Cruise lines operating international passenger voyages are now required to conduct muster / lifeboat drills before or shortly after the voyage begins. The Convention of the Safety of Life at Sea (commonly known as SOLAS) requires such drills so that passengers are made aware of their muster station location and instructed on the proper use of life preservers. Instruction on the procedures to be followed in the event of an emergency is also provided.
The prior regulation required cruise ships to hold a lifesaving drill within twenty-four hours from the embarkation of the voyage. SOLAS was amended in reaction to the Costa Concordia disaster where thirty-two died as a result of the captain’s negligence and poor lifesaving planning. One of the biggest lessons learned from this tragedy is that the passengers did not know where to go when the ship started to sink. This confusion perhaps caused loss of life. Having the muster drill before, or shortly after, the voyage begins will arm passengers with the requisite knowledge of what to do and were to go should an emergency arise while at sea.
In addition to shortening the time period in which to hold lifesaving drills, SOLAS was amended for the purpose of requiring cruise lines to hold internal enclosed-space entry and rescue drills.
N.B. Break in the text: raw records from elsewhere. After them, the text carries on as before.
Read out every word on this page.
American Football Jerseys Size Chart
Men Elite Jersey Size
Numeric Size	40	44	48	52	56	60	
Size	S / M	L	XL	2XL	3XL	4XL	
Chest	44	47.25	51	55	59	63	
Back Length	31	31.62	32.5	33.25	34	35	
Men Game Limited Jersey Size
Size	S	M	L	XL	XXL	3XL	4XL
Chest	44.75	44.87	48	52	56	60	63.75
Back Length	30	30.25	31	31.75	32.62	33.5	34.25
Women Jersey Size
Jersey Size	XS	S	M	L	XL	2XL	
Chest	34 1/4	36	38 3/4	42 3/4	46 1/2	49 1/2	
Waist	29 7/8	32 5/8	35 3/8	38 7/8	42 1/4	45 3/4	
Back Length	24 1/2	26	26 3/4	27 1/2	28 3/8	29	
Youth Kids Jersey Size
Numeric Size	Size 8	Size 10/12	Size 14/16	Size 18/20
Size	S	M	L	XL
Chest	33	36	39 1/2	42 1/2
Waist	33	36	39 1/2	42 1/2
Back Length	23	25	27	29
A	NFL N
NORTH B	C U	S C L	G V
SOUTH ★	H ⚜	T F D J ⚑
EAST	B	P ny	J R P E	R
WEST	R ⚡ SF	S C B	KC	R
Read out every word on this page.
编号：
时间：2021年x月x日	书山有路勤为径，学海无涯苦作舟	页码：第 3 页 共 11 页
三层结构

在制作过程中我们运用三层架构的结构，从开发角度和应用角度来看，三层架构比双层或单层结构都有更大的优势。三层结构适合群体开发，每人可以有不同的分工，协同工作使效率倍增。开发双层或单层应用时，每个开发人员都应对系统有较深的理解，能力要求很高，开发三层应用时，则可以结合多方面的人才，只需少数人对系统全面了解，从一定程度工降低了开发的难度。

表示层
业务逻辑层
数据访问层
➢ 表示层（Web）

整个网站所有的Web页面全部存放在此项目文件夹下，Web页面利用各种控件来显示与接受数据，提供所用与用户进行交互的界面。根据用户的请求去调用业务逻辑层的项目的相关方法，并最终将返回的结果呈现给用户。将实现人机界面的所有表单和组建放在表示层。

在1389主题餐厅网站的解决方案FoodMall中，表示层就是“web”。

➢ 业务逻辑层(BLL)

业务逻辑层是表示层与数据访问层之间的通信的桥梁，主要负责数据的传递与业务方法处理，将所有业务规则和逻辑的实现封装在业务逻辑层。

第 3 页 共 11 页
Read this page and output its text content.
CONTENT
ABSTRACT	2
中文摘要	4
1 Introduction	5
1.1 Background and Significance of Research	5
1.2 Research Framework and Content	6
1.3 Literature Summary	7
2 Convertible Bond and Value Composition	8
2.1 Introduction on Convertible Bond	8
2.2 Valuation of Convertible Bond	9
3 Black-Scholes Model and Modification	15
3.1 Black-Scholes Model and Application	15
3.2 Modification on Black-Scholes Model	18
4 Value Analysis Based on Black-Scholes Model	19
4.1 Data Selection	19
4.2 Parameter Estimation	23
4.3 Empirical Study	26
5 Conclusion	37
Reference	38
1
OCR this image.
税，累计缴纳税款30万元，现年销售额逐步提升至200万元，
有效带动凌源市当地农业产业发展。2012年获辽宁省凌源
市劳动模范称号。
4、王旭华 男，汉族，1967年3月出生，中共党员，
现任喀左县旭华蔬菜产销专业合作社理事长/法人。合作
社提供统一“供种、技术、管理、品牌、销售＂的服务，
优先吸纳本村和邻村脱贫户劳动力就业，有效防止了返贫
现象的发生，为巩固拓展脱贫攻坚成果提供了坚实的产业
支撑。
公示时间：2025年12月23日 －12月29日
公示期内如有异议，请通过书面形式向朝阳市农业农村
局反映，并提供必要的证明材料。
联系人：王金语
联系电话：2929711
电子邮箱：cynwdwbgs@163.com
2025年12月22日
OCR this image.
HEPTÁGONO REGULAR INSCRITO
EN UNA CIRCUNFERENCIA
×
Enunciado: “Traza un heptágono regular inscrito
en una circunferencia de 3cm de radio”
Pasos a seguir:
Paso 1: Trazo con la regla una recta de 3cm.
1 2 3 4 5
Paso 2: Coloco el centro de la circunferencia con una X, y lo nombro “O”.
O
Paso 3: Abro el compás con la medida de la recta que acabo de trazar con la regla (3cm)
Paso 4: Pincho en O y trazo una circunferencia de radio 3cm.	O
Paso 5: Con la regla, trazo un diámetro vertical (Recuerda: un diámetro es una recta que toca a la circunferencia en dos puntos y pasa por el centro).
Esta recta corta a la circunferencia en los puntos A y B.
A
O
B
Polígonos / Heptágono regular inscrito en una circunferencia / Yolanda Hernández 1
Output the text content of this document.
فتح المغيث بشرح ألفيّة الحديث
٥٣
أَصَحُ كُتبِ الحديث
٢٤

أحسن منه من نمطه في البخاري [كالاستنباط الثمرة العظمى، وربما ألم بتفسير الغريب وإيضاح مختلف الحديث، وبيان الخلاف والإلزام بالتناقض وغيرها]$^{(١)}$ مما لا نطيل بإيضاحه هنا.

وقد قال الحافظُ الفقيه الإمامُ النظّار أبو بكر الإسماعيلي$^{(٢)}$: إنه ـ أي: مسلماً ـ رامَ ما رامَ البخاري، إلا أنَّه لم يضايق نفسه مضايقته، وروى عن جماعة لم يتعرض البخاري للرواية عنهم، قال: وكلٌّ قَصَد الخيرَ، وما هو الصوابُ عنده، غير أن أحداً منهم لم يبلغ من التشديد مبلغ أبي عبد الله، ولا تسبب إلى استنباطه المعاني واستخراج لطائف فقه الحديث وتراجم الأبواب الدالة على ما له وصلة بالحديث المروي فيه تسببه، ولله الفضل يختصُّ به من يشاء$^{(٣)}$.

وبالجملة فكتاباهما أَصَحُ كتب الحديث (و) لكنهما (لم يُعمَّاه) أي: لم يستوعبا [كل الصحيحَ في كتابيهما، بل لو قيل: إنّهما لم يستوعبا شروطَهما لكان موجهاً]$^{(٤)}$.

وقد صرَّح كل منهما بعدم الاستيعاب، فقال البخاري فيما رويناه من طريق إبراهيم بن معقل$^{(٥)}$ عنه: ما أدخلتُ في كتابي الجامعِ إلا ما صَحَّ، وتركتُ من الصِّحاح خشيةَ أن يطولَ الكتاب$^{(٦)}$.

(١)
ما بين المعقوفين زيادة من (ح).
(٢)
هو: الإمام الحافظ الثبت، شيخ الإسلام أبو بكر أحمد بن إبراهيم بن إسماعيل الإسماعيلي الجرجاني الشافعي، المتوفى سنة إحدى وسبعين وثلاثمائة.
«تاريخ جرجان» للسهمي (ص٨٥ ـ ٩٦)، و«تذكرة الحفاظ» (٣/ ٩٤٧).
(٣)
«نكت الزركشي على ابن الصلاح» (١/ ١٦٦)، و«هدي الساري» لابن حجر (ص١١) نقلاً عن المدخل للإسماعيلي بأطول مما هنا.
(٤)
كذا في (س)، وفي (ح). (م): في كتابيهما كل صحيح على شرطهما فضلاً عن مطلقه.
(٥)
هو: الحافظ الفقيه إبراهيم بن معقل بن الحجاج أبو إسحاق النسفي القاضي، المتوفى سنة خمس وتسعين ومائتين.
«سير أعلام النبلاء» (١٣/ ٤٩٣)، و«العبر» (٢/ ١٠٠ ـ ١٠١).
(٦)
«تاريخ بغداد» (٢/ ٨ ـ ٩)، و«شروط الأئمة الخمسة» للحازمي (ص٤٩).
This new regulation requires crewmembers with enclosed-space entry or rescue responsibilities to participate in entry and life rescue drills at least once every two months. The objective of this amendment is to better crewmember, as well as passenger, safety in situations where crew must entered close quarters to carry out rescue missions.
The International Maritime Organization oversees international maritime laws such as SOLAS and sets international standards for cruise passenger and crewmember safety. The new amendments to SOLAS are a welcome addition to international cruise safety standards.
Though there are laws designed for passenger safety, cruise passengers should also take action to ensure their safety while cruising. Much like the fire drills that most families have at their homes, families on vacation should also have a plan in case an emergency arises at sea. A suggested plan is to find out where your muster station is upon first arriving at the ship. This information is commonly posted on the interior stateroom door. If you have trouble learning where your muster station is located, ask a stateroom attendants near your cabin or call the front desk. After learning the location of your muster station, find out the best way to navigate the cruise ship to get to the station using the ship map. This will help you quickly reach the muster station no matter where you are on the ship. Another suggested tip is to have an agreement with your family that if any family member is separated during an emergency they are to proceed directly to the muster station. Roaming the ship searching for family members during an emergency can be dangerous.
Cruise safety laws, combined with taking some time out of your vacation for emergency preparation, increase the chances for survival during an emergency.